In den fünf Castoren, die von Karlsruhe nach Lubmin sollen, befinden sich insgesamt 140 Edelstahlbehälter, in denen 56 Tonnen Abfallglas gefüllt wurden. In dem Glasgemisch sind die radioaktiven Stoffe der sogenannten Karlsruher Atomsuppe gebunden. Bei der "Atomsuppe" handelte sich um 60 000 Liter atomaren Flüssigabfalls aus der früheren Wiederaufarbeitungsanlage Karlsruhe (WAK) - ein Gemisch aus Salpetersäure mit verschiedenen hochradioaktiven Resten, darunter 16,5 Kilogramm Plutonium, 500 Kilogramm Uran und jeder Menge Spaltprodukte wie Cäsium- oder Strontiumisotope. Weil die Plutoniumbrühe selbsterhitzend war, musste sie in stark gesicherten Edelstahltanks ständig gekühlt und bewegt werden.
Zwischen 1971 bis Ende 1990 wurden in der WAK rund 207 Tonnen abgebrannter Kernbrennstoff aus sieben Atomkraftwerken, einem Forschungs- und einem Schiffsreaktor wieder aufgearbeitet. Dabei wurden gewonnenes Uran (200 Tonnen) und Plutonium (1,1 Tonnen) zur Weiterverarbeitung ausgeliefert.
Ursprünglich sollte die "Atomsuppe" zur Verglasung ins belgische Mol gebracht werden. Wegen massiver Proteste gegen die Atom-Transporte entschieden sich die Verantwortlichen aber für die Verglasung vor Ort. Dafür wurde eine eigene Anlage gebaut, deren Bau sich immer wieder verzögerte. In festem Zustand - verpackt in 1,50 Meter hohe und 40 Zentimeter breite Edelstahlkokillen - ist das Gemisch zwar immer noch hochradioaktiv; die pechschwarze Glasschmelze lässt sich aber nach Auffassung der Verantwortlichen in Castoren sicherer transportieren.
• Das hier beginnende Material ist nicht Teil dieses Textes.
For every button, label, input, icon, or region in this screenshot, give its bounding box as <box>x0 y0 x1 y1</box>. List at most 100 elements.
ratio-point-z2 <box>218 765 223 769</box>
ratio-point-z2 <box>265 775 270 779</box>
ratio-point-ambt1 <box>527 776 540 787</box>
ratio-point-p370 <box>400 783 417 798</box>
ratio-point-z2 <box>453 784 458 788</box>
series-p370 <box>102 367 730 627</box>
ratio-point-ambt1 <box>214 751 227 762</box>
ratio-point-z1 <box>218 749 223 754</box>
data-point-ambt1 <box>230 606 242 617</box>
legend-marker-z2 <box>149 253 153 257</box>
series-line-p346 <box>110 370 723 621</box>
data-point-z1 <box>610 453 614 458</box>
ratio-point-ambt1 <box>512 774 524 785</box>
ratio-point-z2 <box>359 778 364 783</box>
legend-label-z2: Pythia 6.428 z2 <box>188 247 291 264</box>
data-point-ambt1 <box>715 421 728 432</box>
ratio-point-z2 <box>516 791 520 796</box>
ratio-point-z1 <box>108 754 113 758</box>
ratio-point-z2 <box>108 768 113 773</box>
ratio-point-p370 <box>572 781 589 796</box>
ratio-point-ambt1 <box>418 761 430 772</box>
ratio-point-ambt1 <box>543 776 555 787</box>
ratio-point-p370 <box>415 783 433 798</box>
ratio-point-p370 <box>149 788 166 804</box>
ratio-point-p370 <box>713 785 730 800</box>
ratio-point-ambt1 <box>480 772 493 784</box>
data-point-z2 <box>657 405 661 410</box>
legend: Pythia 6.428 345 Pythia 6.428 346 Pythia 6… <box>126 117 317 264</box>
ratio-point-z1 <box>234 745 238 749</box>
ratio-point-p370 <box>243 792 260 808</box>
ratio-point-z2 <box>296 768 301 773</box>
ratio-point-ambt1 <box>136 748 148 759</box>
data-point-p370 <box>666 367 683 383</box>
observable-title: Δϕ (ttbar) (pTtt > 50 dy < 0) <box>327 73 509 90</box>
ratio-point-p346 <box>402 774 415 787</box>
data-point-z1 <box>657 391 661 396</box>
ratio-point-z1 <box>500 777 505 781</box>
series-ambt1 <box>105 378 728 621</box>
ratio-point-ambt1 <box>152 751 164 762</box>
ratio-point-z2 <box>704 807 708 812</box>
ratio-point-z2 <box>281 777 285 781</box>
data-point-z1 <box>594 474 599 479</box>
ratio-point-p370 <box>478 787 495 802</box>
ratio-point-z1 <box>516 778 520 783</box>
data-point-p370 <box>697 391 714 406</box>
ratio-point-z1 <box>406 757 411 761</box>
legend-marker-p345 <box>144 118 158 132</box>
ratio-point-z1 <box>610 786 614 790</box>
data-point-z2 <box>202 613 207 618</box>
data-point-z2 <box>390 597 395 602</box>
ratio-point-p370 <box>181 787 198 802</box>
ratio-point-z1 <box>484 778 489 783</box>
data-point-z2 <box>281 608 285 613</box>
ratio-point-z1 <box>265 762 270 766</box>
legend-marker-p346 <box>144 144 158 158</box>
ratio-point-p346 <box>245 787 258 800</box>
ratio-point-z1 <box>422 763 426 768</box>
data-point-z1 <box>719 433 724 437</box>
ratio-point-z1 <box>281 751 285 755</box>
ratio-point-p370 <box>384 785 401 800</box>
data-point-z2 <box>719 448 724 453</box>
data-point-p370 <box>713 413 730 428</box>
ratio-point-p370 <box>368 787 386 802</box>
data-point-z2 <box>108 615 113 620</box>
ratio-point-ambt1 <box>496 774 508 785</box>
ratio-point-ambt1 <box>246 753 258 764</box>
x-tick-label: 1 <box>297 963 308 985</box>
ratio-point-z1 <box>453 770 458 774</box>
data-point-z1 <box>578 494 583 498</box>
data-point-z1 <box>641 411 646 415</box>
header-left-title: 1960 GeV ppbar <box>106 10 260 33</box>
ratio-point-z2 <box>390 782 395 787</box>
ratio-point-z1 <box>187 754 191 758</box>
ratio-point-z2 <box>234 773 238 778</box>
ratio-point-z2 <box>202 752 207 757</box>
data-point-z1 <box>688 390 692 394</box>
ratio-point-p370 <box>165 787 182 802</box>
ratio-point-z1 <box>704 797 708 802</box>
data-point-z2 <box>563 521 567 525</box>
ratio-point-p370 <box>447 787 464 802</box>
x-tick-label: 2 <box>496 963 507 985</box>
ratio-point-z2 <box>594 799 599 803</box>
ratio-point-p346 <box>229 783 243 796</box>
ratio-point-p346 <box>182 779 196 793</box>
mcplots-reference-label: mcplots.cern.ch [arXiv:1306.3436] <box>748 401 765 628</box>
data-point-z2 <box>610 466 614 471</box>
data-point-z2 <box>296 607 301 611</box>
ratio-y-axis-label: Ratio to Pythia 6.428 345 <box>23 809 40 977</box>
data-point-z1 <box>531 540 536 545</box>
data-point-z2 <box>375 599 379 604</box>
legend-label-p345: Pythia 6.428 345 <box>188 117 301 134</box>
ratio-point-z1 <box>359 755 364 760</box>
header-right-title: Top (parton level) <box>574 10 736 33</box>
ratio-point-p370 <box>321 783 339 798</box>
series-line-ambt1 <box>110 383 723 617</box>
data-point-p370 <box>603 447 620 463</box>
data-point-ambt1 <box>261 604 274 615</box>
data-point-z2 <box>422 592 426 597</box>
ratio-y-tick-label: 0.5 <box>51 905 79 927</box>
Atomkraftgegner und Umweltschützer halten den "Atommüll-Tourismus" dagegen für sinnlos und gefährlich. Weil die Endlagerfrage noch nicht gelöst ist, sehen sie das Atommüll-Problem lediglich verlagert. Der BUND kritisiert zudem die geplante Aufbewahrung im oberirdischen Zwischenlager Lubmin, wo die Castoren in "luftigen Hallen stehen und permanent Strahlung abgeben". Die Castoren sollten nach Meinung von Grünen und Greenpeace dort gelagert werden, wo der Müll herkommt: etwa in den Zwischenlagern baden-württembergischer Atomkraftwerke.